Countering lifestyle entropy

There is a concept in physics called entropy, that basically seems to be a mathematic representation of cosmic clutter that results from all sorts of universal activity. In physics, we’re told that entropy always increases.

I’m thinking that there must be a sort of lifestyle entropy out there. No matter what I want to do, there’s always a certain amount of complications that get added to our daily routine. Over time, this builds up to the point where I can barely get through a day.

Here are some examples of what I mean about lifestyle entropy:

Daycare: We enrolled our son in daycare. To keep it simple, we selected one near my office. But we only have one car, so it’s almost a daily negotiation to figure out who is going to need the car that day, and will therefore be the person dropping our son at daycare. It’s getting so challenging that we’ve decided we’re going to have to get another car. The new car will mean more cost, more maintenance, have to clean out the garage, and so on. Entropy increases.

Encouraging exercise: We want our kids to have more physical activity, in the hopes that they will get tuckered out enough to solve our bedtime struggles. So we looked around at different sports activities in our area and hit upon Taekwondo and swimming lessons. All of a sudden we have added five more scheduled things to our weekly calendar with the result that we’re stressed out every afternoon trying to make sure we pick them up in time to get to class. Add to that having significant outfit changes every afternoon. Entropy increases again.

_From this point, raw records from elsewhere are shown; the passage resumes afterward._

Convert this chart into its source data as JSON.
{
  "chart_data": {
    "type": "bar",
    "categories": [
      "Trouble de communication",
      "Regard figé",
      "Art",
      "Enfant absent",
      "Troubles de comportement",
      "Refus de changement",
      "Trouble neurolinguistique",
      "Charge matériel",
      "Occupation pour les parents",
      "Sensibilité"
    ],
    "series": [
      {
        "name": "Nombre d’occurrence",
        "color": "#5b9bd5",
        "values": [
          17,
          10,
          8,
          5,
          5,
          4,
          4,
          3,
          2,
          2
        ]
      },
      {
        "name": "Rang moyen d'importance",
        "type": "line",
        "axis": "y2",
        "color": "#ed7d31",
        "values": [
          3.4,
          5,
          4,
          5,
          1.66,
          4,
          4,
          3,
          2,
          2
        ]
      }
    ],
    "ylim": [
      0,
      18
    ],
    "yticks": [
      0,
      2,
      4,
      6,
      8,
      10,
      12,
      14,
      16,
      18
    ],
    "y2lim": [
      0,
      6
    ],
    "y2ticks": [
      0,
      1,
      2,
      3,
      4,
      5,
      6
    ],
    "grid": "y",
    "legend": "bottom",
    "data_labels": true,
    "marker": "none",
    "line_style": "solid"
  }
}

Improving nutrition: While everyone else in America is worried about an epidemic of childhood obesity, my kids are always on the low end of the weight curve, the little one, especially. So in an attempt to get some extra calories and nutrients into them, it was suggested that we have them drink a cup of milk before bedtime. But the little one can’t drink the milk immediately after dinner because she tends to upchuck if too much goes into her tummy in too short a time, so the milk has to happen later on, after we have pajamas on. But milk has sugar so it needs to happen before teethbrushing, and teethbrushing usually happens only under duress of missing out on story time. So complicated!

This isn’t one of those parenting posts where I show that I share the same problem you have and then conclude with the perfect answer to this problem. This is more of a plea for help, I suppose.

Simplicity is on my mind a lot lately. I often feel like there are so many things that would be great habits to instill in our kids, but until they are habits it is a constant push to make them happen.

I want to be the type of parent who can let things take their course and trust they’ll turn out fine. I don’t want to over-engineer my kids’ childhoods. I wish I could just say, screw it. If it happens, it happens. And maybe something even more awesome will happen that I could never have planned for.

The trick is in figuring out how to not do too much.